[snip]
The disk mechanism itself is not at issue as those are in principle
identical.
[snip]
This is certainly true, but omits the important fact that *none* of the highest
performance disk drives are available with an IDE interface. All the high end
disk drives also have sophisticated head motion optimization algorithms which
can substantially improve performance when the drive is given multiple commands
at a time to work on. The IDE interface has no way of even giving the disk
more than one command at a time. IDE looks good on paper for sequential I/O
performance, but not for random I/O on multitasking systems. Here's an example
of the measured performance of two SCSI disks for 512 byte block random I/O.
The Quantum Fireball Tempest is available in both IDE and SCSI; the SCSI
interface on this disk is poor, but doesn't affect the random I/O particularly.

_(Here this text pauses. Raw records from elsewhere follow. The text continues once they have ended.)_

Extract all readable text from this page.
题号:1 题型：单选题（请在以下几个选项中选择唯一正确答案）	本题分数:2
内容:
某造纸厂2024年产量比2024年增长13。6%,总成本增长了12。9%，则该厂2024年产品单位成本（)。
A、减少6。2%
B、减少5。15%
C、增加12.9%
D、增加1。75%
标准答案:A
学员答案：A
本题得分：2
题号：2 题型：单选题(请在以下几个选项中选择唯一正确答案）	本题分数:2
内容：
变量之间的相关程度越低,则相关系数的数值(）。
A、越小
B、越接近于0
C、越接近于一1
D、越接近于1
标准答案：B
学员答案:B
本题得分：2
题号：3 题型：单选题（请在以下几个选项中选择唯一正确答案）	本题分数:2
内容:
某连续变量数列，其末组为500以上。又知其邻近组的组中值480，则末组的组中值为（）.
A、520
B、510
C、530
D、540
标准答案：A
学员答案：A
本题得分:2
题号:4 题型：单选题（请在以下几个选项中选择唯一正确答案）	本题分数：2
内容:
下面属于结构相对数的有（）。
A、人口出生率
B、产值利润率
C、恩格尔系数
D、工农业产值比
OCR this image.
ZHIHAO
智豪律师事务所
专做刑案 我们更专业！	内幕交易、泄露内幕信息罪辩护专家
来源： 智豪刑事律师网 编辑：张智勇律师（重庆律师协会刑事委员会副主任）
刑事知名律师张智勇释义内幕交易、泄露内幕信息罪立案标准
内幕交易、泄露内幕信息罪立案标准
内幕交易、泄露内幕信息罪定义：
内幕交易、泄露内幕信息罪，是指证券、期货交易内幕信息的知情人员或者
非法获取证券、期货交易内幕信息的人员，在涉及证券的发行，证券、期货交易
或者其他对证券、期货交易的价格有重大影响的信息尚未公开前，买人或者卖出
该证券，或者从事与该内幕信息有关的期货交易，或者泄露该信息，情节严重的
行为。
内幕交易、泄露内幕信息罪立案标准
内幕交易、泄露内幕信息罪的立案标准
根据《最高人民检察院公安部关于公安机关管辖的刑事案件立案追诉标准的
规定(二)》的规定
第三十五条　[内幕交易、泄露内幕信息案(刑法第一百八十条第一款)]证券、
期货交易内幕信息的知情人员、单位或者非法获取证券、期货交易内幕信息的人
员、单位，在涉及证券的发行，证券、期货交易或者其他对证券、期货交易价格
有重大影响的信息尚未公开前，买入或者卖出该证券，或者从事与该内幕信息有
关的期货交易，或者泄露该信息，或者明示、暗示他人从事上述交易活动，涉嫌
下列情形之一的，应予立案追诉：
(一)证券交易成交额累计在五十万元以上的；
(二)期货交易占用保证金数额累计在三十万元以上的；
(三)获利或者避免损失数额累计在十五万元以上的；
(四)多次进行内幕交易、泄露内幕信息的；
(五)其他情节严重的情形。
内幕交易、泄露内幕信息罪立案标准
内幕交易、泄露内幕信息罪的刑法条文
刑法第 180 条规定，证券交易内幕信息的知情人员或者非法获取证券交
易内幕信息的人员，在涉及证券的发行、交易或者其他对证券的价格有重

The Quantum Atlas is SCSI-only and is even the previous generation (I don't
have an Atlas II). The Queue Depth is the number of concurrent commands given
to the drive.
Queue Depth = 1 Queue Depth = 15 Queue Depth = 31
================ ================ ================
Fireball Tempest 47 ops/sec 52 ops/sec 50 ops/sec
Atlas 71 ops/sec 129 ops/sec 151 ops/sec
As with all performance comparisons, what's crucial is the performance on the
workload that's important to the people making the hardware selection. If your
disk usage is not heavily multitasking and you don't use more than one disk per
channel concurrently, then IDE should equal 2nd-tier SCSI in raw performance,
if not in robustness (can IDE drives automatically reassign a bad block if an
error occurs? SCSI can). For any serious multitasking system with more disks
than IDE channels, SCSI is a big win even over bus-mastering EIDE.